Her research at the University of Arizona — conducted in collaboration with Michael Rohrbaugh — has focused on how and for whom psychosocial treatments work. They have a special interest in interpersonal-level ironic processes occurring when repeated attempts to solve a problem keep the problem going or make it worse (e.g., when persistent attempts to force sleep perpetuate insomnia, when a spouse’s demands for intimacy may provoke her partner’s withdrawal, or when a therapist’s push for abstinence drives an addicted person out of treatment). Recent projects at their Family Research Lab, funded by NIMH, the National Institute on Drug Abuse, and National Institute on Alcohol Abuse and Alcoholism, include testing a treatment designed to interrupt couple-level processes and mobilize the resources of the immediate social system to support change, and identifying factors that moderate and mediate family therapy for adolescent drug abuse.

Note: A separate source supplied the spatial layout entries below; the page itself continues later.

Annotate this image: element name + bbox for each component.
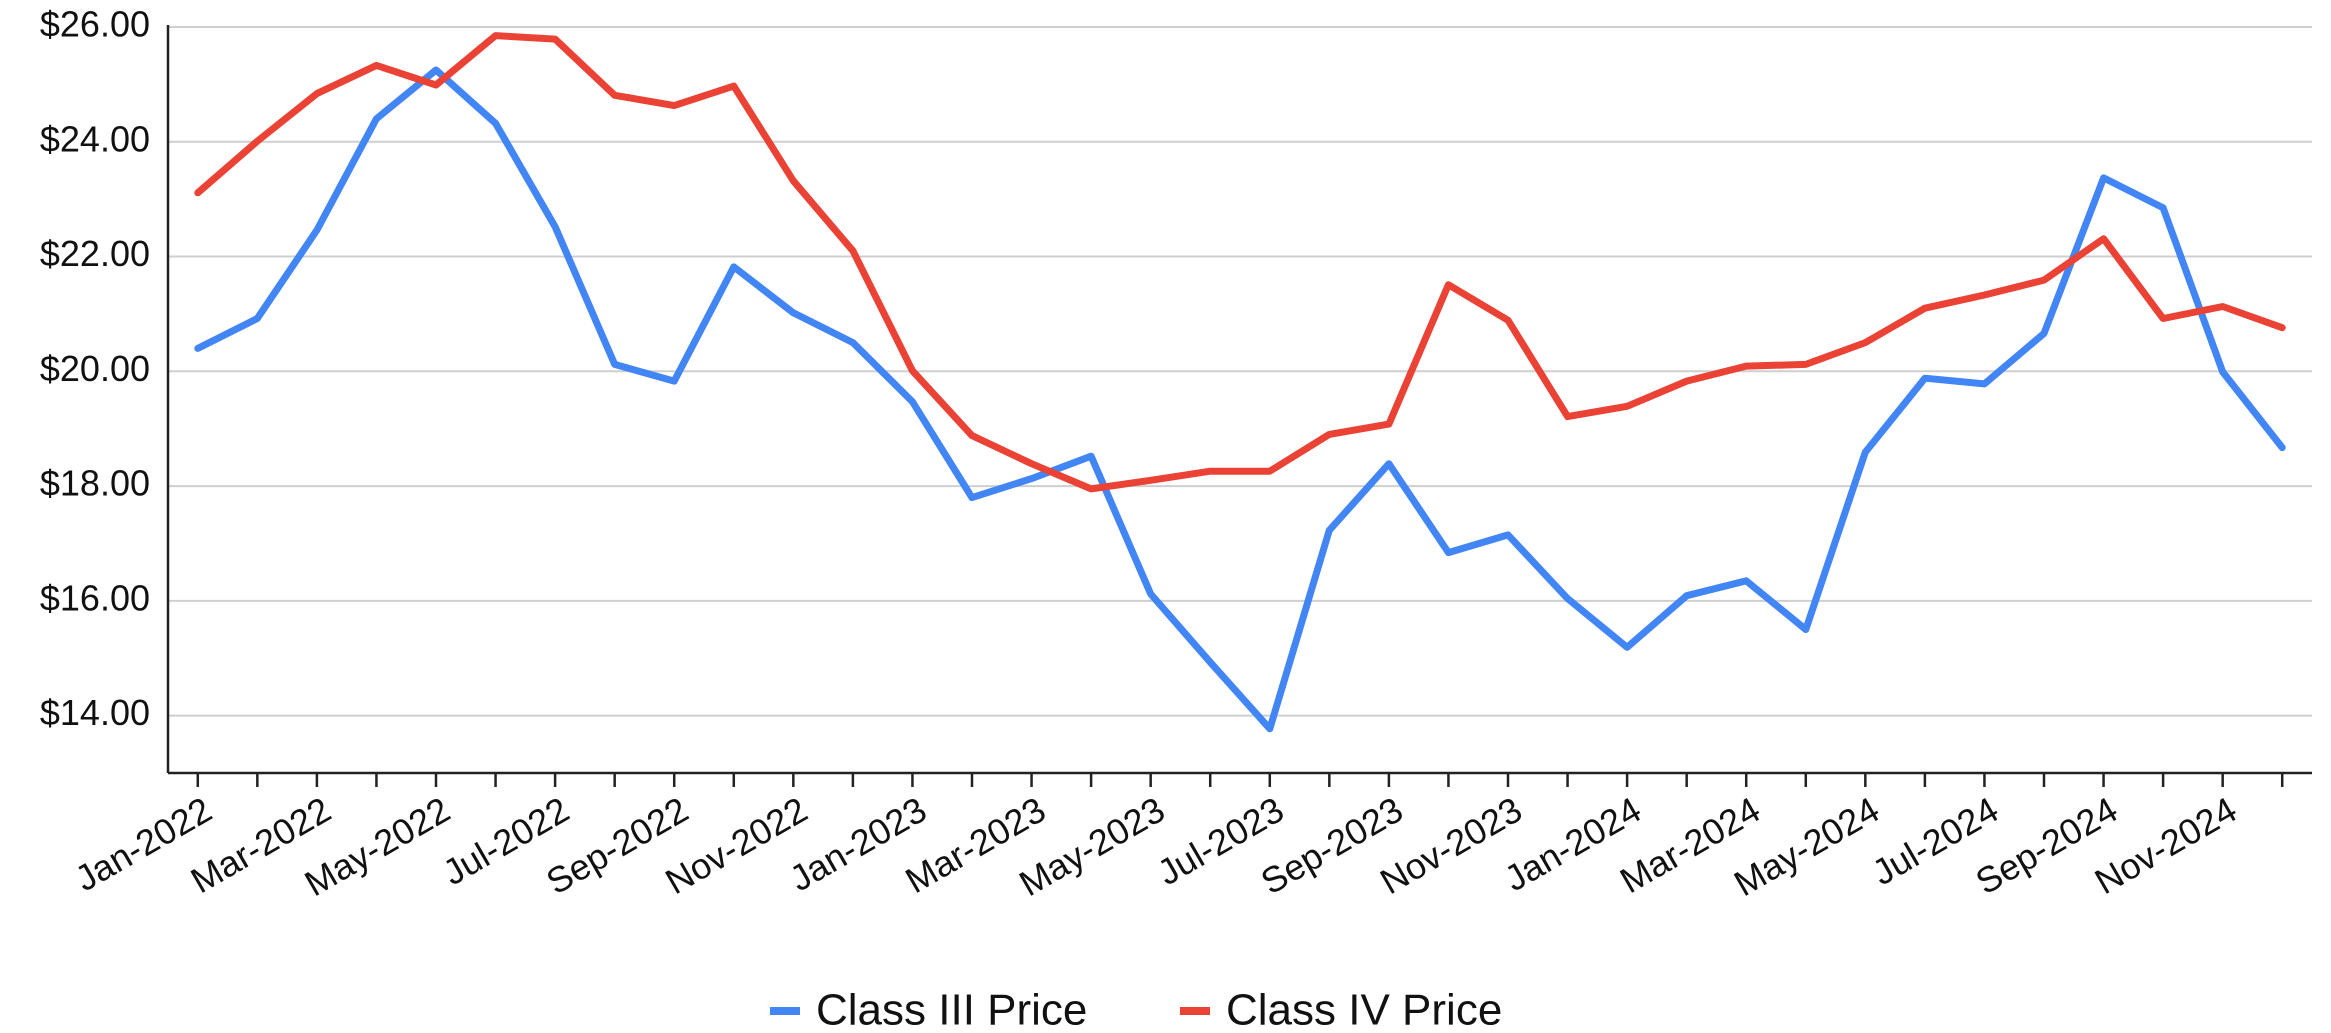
y-tick-label: $22.00 [40,233,150,274]
legend-label: Class IV Price [1226,986,1502,1033]
y-tick-label: $18.00 [40,463,150,504]
data-line [194,32,2286,493]
y-tick-label: $20.00 [40,348,150,389]
y-tick-label: $24.00 [40,118,150,159]
data-line [194,66,2286,733]
legend-label: Class III Price [816,986,1087,1033]
y-tick-label: $16.00 [40,577,150,618]
y-tick-label: $14.00 [40,692,150,733]
y-tick-label: $26.00 [40,4,150,45]
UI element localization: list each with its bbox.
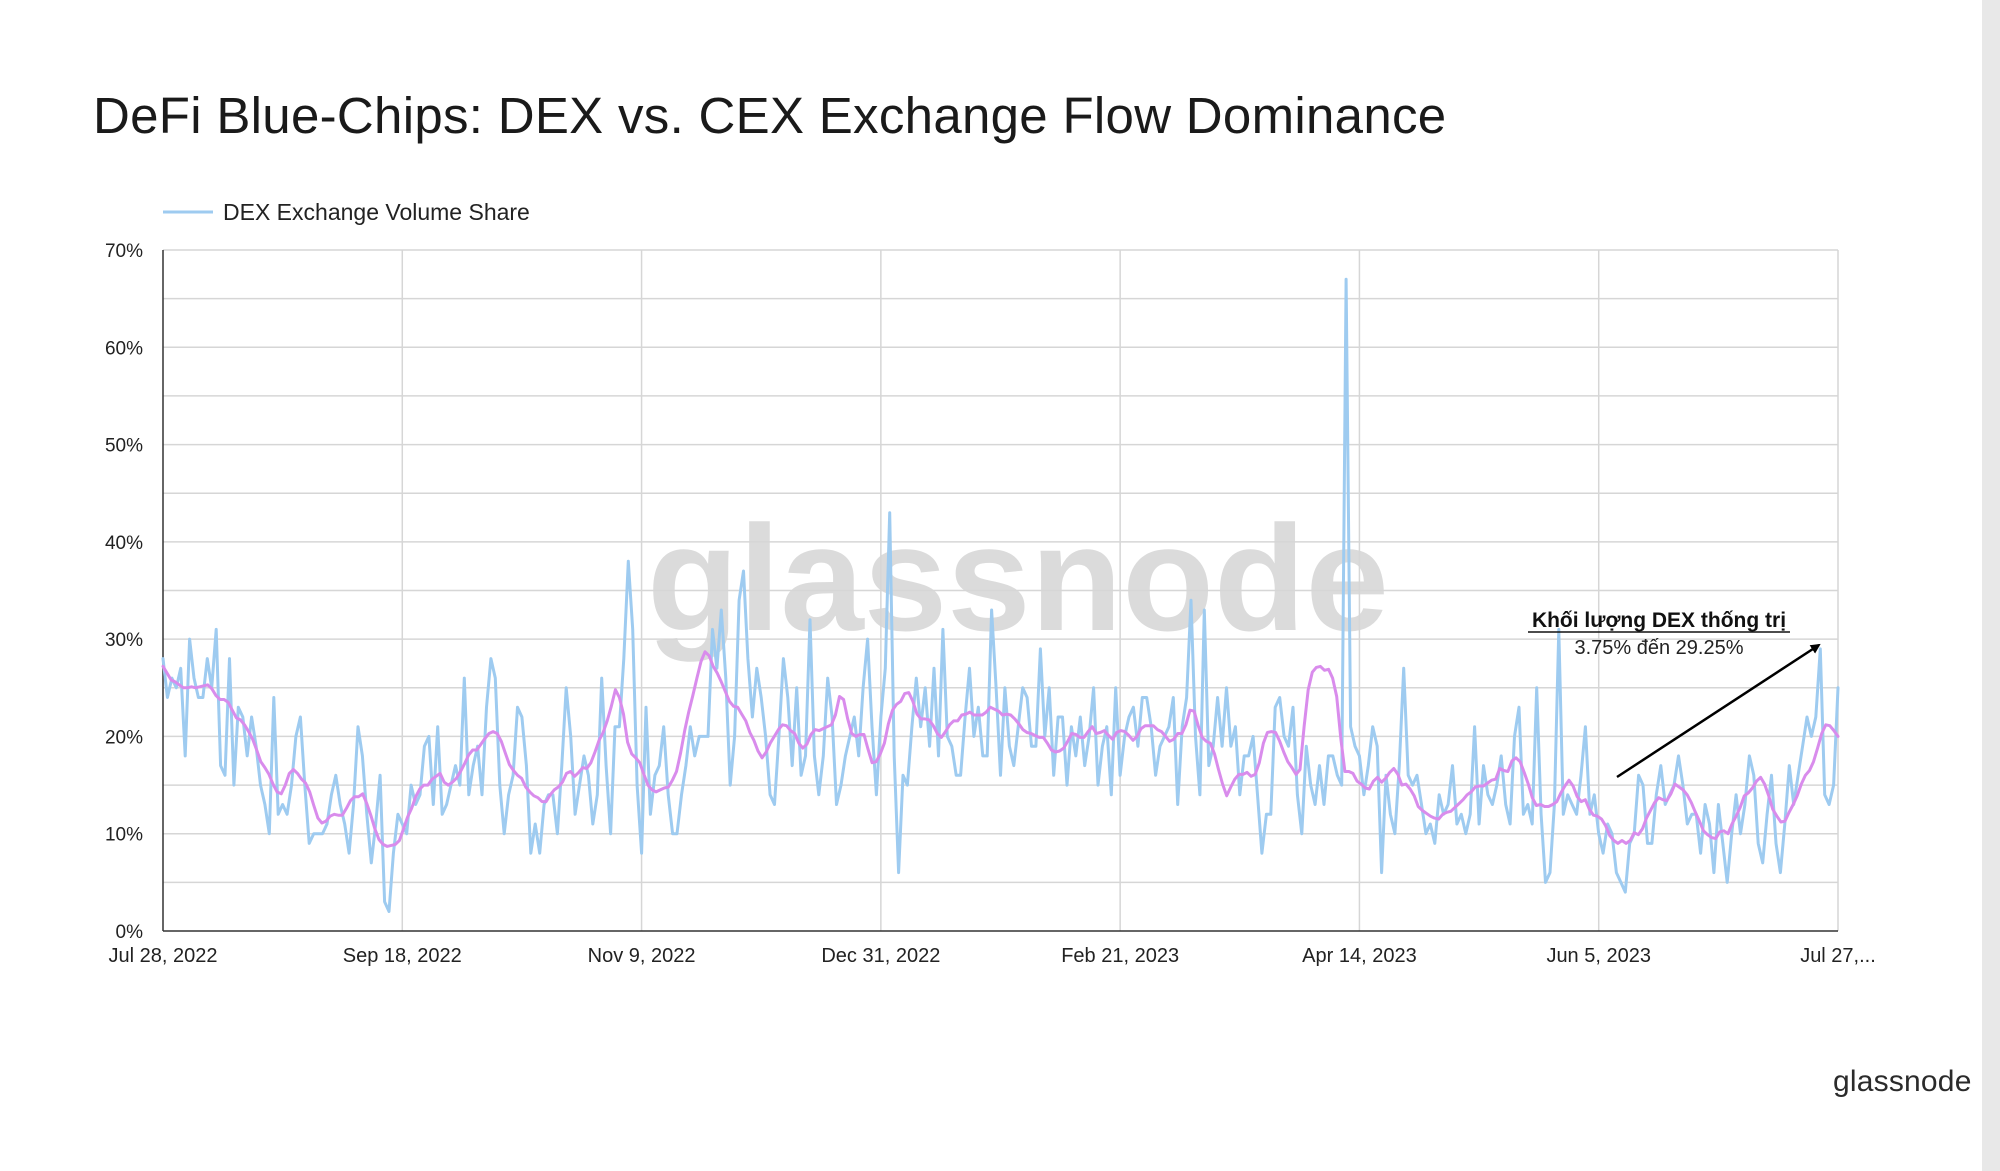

At NIMH, Shoham has taken a generative turn as she focuses on advancing behavioral treatment research at large. She works in the Division of Adult Translational Research and Treatment Development which facilitates research on mechanisms of mental disorders and on behavioral interventions that target these mechanisms to foster behavior change. Shoham’s contributions to psychological science are reflected by various honors and leadership positions, including the Outstanding Early Career Achievement Award from the Society for Psychotherapy Research and the Research Career Development Award from the Office of Academic Affairs at the University of Arizona. She has served as president of the Academy of Psychological Clinical Science, and of the Society for a Science of Clinical Psychology. Most recently she co-led a National Institutes of Health-academia partnership aiming to overhaul training in psychological clinical science.

“APS Board Membership means a lot to me,” Shoham said. “I like being in a position to give back some of what I have taken over the years from the organization. These are ‘my peeps’: friends, colleagues, former students, and, most recently, grantees.”